You might say, “I can do that with rsync already,” but with rsync, you have to 
compute this delta on each backup, which means reading all of the blocks on 
*both* sides of the backup.  ZFS snapshots keep that information continuously 
as the filesystem runs, so there is nothing to compute at the beginning of the 
backup.

rsync’s delta compression primarily saves time only when the link between the 
two machines is much slower than the disks on either side, so that the delta 
computation overhead gets swamped by the bottleneck’s delays.

With ZFS, the inter-snapshot delta computation is so fast that you can use it 
even when you’ve got two servers sitting side by side with a high-bandwidth 
link between them.

Once you’ve got a scheme like this rolling, you can do backups very quickly, 
possibly even sub-minute.

And you don’t have to script all of this yourself.  There are numerous 
pre-built tools to automate this.  We’ve been happy users of Sanoid, which does 
both the automatic snapshot and automatic replication parts:

    https://github.com/jimsalterjrs/sanoid

Another nice thing about snapshot-based backups is that they’re always 
consistent: just as you can reboot a ZFS based system at any time and have it 
reboot into a consistent state, you can take a snapshot and send it to another 
machine, and it will be just as consistent.

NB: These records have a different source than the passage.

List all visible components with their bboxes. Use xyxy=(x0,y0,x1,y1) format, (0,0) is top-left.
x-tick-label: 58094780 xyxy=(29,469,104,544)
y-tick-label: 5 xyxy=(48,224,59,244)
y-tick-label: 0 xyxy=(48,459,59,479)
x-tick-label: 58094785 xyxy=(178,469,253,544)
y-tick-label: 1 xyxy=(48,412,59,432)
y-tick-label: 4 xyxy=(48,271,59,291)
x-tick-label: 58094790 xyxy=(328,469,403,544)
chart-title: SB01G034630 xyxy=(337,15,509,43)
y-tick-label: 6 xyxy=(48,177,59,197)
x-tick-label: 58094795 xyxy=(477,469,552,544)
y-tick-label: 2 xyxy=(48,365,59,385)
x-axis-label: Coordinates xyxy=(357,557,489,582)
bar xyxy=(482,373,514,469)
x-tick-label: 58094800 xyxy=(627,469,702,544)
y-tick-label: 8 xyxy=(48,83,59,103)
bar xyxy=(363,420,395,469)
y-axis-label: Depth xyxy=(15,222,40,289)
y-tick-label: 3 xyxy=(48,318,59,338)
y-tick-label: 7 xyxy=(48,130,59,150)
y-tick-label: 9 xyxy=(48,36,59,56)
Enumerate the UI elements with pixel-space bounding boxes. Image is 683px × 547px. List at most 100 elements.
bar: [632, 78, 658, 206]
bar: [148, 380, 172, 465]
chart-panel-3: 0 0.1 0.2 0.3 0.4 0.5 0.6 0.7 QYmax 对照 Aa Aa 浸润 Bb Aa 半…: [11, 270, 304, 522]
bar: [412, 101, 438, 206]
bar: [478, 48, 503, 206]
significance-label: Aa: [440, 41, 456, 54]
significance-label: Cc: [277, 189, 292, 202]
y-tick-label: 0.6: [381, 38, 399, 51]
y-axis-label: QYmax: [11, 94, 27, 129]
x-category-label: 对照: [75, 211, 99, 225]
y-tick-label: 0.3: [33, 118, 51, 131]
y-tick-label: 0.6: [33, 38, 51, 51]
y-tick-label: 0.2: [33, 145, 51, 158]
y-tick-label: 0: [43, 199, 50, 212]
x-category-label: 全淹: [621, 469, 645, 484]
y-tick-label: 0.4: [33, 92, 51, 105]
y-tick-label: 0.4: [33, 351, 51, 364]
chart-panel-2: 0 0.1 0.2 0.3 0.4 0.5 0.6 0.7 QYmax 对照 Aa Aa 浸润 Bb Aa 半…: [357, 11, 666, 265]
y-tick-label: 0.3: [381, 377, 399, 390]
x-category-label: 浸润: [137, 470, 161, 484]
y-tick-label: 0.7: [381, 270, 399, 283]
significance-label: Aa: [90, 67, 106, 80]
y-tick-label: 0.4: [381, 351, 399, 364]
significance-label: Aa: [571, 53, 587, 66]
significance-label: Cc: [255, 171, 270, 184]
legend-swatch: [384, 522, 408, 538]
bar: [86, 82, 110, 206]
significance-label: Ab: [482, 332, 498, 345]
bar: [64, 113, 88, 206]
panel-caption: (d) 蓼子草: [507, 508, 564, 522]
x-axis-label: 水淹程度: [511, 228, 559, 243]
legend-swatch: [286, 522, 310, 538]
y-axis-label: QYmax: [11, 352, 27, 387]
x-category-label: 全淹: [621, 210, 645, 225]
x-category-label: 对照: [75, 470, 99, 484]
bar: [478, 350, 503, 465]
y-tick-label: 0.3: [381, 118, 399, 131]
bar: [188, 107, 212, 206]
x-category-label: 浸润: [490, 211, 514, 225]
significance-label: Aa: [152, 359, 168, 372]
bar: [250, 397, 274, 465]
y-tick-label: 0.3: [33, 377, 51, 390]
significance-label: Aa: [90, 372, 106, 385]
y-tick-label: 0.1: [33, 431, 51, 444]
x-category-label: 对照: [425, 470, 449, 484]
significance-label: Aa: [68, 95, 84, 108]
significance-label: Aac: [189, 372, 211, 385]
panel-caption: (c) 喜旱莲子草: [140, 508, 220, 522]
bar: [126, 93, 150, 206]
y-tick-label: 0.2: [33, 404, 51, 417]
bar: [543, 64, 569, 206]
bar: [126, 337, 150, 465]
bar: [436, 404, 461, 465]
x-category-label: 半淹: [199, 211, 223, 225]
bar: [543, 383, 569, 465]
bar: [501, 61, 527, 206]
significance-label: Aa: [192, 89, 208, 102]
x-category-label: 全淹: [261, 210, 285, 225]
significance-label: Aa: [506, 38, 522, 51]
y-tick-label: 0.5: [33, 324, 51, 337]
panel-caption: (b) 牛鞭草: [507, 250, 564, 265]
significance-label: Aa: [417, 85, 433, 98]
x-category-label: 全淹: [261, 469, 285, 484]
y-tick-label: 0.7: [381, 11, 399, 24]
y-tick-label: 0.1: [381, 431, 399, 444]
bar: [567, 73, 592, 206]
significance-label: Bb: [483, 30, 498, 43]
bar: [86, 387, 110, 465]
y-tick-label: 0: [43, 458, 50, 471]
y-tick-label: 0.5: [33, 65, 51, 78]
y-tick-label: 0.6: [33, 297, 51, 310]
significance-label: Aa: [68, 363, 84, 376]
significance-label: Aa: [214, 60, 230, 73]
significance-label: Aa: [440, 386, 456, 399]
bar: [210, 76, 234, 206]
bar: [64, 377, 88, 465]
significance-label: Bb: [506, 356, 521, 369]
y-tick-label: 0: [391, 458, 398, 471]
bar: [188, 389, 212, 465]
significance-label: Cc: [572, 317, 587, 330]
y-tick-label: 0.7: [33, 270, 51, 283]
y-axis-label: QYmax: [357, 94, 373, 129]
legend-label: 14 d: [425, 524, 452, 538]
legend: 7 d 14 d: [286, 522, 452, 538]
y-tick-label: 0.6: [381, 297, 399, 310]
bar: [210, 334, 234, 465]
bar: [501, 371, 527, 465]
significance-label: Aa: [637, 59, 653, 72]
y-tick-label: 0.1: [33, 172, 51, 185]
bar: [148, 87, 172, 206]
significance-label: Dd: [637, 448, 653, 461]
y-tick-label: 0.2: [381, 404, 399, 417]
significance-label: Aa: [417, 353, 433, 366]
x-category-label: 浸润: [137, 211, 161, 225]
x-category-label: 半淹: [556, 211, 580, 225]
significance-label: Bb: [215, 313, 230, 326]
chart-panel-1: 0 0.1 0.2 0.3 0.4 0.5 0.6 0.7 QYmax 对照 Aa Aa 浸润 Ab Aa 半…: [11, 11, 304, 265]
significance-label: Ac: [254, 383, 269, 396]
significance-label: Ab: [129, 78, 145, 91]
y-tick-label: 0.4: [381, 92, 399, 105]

Contrast something like rsync, which is making its decisions about what to send 
on a per-file basis, so that it simply cannot be consistent unless you stop all 
of the apps that can write to the data store you’re backing up.

Snapshot based backups can occur while the system is under a heavy workload.  A 
ZFS snapshot is nearly free to create, and once set, it freezes the data blocks 
in a consistent state.  This benefit falls out nearly for free with a 
copy-on-write filesystem.

Now that you’re doing snapshot-based backups, you’re immune to crypto malware, 
as long as you keep your snapshots long enough to cover your maximum detection 
window. Someone just encrypted all your stuff?  Fine, roll it back.  You don’t 
even have to go to the backup server.

> when one fails, "identify" rarely works, which means use smartctl
> or MegaCli64 (or the lsi script) to find the s/n of the drive, then
> guess…

It’s really nice when you get a disk status report and the missing disk is 
clear from the labels:

   left-1:  OK
   left-2:  OK
   left-4:  OK
   right-1: OK
   right-2: OK
   right-3: OK
   right-4: OK

Hmmm, which disk died, I wonder?  Gotta be left-3!  No need to guess, the 
system just told you in human terms, rather than in abstract hardware terms.